L’une est la maladie et l’autre le remède.
Ah ! les belles ! j’en sors. Je viens de m’y brûler.
Cela se croit le droit de nous faire endiabler.
On est née à Pantin et l’on fait l’andalouse.
— C’est que je te tuerais, vois-tu ? je suis jalouse ! —
Au moindre choc qui vient heurter leur passion,
Leur amour, tout à coup faisant explosion,
Vous saute aux yeux avec un vacarme effroyable.
Ô femmes des romans, des poètes, du diable !
Bouteilles dont le cœur est le bouchon ! — Bruit, feu,
Vent, foudre, éclairs, torrents ! — Je préfère, morbleu,
Un peu de cendre tiède à toute cette lave.
Je veux une servante et non pas une esclave,
Je veux une bobonne et non pas un tyran.
À Léa qui prend feu quatre cents fois par an,
À Flora le tonnerre, à Rosa la tempête,
Je préfère Margot, calme, affreuse, un peu bête,
Se servant du balai sans aller aux sabbats,
Parlant mal, cousant bien, raccommodant mes bas.
Du roman Pot-au-feu je suis le personnage.
J’aime le gros bon sens de l’antique ménage ;
Plutôt que les Byrons j’écoute les Sanchos ;
Mon amour casanier veut avoir les pieds chauds.
Foin des beautés ! Margot, viens-t’en dans ma retraite.
Je donne dix volcans pour une chaufferette.

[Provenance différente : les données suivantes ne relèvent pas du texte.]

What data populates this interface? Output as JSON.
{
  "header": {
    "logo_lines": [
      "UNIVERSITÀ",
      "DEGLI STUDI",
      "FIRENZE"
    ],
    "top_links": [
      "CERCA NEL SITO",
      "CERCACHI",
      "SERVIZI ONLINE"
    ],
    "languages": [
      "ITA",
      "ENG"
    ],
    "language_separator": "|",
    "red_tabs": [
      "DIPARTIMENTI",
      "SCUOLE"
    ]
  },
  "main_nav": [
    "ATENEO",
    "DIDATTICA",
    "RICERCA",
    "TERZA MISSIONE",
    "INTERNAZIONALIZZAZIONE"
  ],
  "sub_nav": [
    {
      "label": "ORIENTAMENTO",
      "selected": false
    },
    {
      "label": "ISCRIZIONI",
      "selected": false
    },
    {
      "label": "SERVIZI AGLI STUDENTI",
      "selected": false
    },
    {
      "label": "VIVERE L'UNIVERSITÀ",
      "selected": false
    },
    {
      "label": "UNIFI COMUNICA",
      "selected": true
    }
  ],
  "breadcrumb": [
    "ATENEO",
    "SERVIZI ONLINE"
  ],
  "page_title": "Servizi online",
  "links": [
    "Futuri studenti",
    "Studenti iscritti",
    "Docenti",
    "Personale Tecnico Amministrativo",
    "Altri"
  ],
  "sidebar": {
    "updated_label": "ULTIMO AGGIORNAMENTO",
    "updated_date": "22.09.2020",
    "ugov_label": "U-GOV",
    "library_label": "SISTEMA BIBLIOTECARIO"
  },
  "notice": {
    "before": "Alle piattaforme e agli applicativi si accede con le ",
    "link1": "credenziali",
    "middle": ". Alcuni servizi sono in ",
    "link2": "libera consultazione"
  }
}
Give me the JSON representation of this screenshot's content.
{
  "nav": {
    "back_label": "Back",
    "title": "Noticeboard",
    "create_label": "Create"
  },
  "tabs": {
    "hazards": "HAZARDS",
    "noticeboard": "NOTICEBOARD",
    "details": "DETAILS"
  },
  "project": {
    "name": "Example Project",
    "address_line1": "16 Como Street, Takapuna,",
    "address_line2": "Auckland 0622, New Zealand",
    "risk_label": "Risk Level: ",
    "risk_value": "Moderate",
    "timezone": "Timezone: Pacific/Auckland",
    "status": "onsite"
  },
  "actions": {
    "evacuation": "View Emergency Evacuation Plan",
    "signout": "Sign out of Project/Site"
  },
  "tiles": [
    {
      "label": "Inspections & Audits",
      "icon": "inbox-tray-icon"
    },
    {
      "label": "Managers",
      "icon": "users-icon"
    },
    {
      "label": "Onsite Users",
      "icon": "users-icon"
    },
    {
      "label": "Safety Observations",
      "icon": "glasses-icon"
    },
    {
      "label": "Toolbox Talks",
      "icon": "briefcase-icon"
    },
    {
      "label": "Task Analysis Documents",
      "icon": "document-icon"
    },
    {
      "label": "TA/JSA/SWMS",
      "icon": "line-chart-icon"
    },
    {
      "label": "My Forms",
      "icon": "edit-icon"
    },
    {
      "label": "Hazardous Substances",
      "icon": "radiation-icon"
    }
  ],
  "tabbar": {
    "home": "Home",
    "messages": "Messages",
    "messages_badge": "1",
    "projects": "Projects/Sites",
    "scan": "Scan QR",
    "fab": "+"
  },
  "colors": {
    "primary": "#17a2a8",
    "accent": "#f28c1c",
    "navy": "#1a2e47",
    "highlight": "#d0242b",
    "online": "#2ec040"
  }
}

Margot, laide et bête, est une drôlesse qui le trompe.


VI

LE MARCHAND DRAPIER EN GROS, admirant la campagne.
PAMÉLA.
LE DRAPIER.

C’est vraiment très gentil ce paysage-là.
Je connaissais Pantin, Vaugirard, les barrières
Et Montrouge où l’on fait des trous pour les carrières ;
En fait de campagnards, je n’avais jusqu’ici
Vu que des gargotiers de Vincenne ou d’Issy
Et des soldats buvant avec des femmes soûles ;
Mais ceci, c’est les champs pour de vrai. — Tiens ! des poules !
Vois donc cette masure et son vieil escalier !
Je ne me doutais pas de l’effet singulier
Que me fait la campagne et la belle nature ;
Car, ces bois, ce roulier qui fouette sa voiture,
Ce pré, c’est la nature, au fait, c’est évident.
C’est beau. Très beau. Je suis tout bête. Cependant
Une fois que j’allais au Havre en diligence
Pour je ne sais plus trop quelle affaire d’urgence,
En passant à Rouen j’avais vu des pommiers.
Je n’aime pas beaucoup ces horribles fumiers
Aux portes des maisons, ni ces flaques d’eau sale.
Bons paysans ! on a son cochon, on le sale,
On en vit tout l’hiver ; on brûle ses fagots ;
On fait des tas d’enfants laids comme des magots ;
On danse avec Goton, montrant sa grosse jambe,
Et le soir on fait cercle autour d’un feu qui flambe
Pour parler de sorciers, d’enfer, de revenants ;
Car cela croit toujours au diable, ces manants,
Et notre belle France est encore la terre
Des superstitions, hélas ! malgré Voltaire !
Voltaire ! que d’esprit cet homme dépensa !
Tiens ! ces mouches ! vois donc !

PAMÉLA.

Tiens ! ces mouches ! vois donc ! C’est des abeilles.

LE DRAPIER.

Tiens ! ces mouches ! vois donc ! C’est des abeilles. Ça ?
Ah ! tiens ! je n’en avais jamais vu. C’est très drôle !
Des abeilles ! Quel est cet arbre ?

PAMÉLA.

Des abeilles ! Quel est cet arbre ? C’est un saule.

LE DRAPIER.

Et cet autre gros-ci ?

PAMÉLA.

Et cet autre gros-ci ? C’est un hêtre.

LE DRAPIER.

Et cet autre gros-ci ? C’est un hêtre. Vraiment !
Des abeilles, un saule, un hêtre, c’est charmant !
Ce n’est pas régulier. J’aime bien la campagne.


Au verso d’une convocation pour le 22 février 1858.